TAFE has Southern Cross similarities

“We have about a dozen PPPs underway at the moment. And John Holland is doing a refurbishment of the South Bank TAFE in Brisbane, which has some similarities to Spencer Street in the sense that it's an operating environment. Students have to come in to study each day and we have to build the TAFE around them. But that has gone extraordinarily well,” Mason said.

Leightons too is building the first substantial PPP for the Federal government in the form of Defence Department headquarters outside Canberra and that is going well. “One bad experience doesn't mean we wander away from [PPPs] and say we're not going to touch that delivery method. We haven't shied away at all,” he said.

But not every project is suitable for a PPP. The contractual elements are more complex than traditional D&C jobs.

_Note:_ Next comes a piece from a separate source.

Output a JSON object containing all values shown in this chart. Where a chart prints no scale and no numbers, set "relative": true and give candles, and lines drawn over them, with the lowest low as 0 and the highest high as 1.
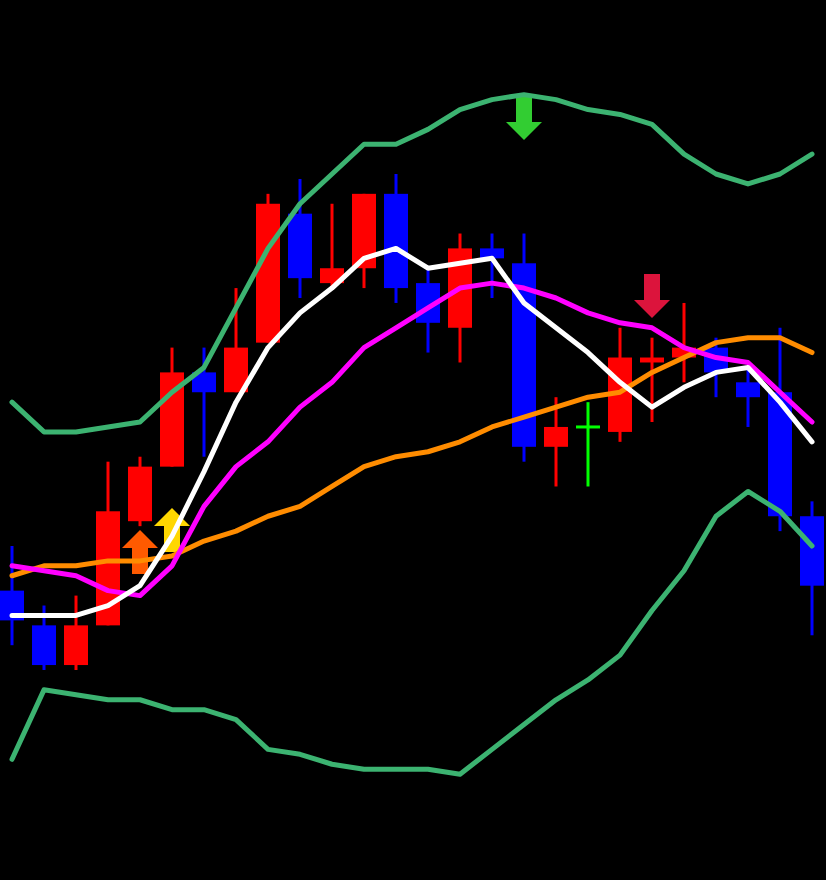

There are a range of delivery methods and alliance contracts are becoming much more common. In those, the client and contractor sit down and try and work out the best way forward, rather than taking an adversarial contract position, he said.

“Across the Leighton group, about 40% of projects are alliance projects, which is completely different to five years ago when it would have been 5 or 10%. PPPs are a fairly small proportion.

Power imbalances

In talking about the pre requisites for successful PPPs, Mason said they were not called partnerships for nothing. “One side must not have more power than the other. In terms of risk transfer it has to be appropriate. So risk must be borne by the party best able to manage it,” he said.

“Above all the private sector needs a realistic timetable in a PPP because they require tremendous effort. In tendering for Melbourne's EastLink road project for example, we had 600 people working on it.”

Mason showed a graph derived from BIS Shrapnel data, that showed private sector value of work done each year in the Victorian construction industry, was estimated to increase by about 85% between 2001 and 2008, from $7bn to $13bn. The graph showed the average value of work done from 1990 to 2007 was well below the 2001 figure.

“If anyone had said six years ago that it would nearly double, most people would have said take a Bex and have a lie down.”

He cited projects like the underway Geelong Bypass, the Westgate Bridge expansion, up to $2bn to be spent on upgrading the underground City Loop, clearing congested passenger lines like Dandenong and Clifton Hill, the proposed Eastern Freeway extension and building the missing link between the Eastern and Tullamarine Freeway, as examples of needed infrastructure.

“Congestion costs are due to explode up until 2020 according to the Bureau of Transport Research Economics. In all major cities they are forecast to double over the next dozen years. So governments have to very active just to hold the line,” Mason said.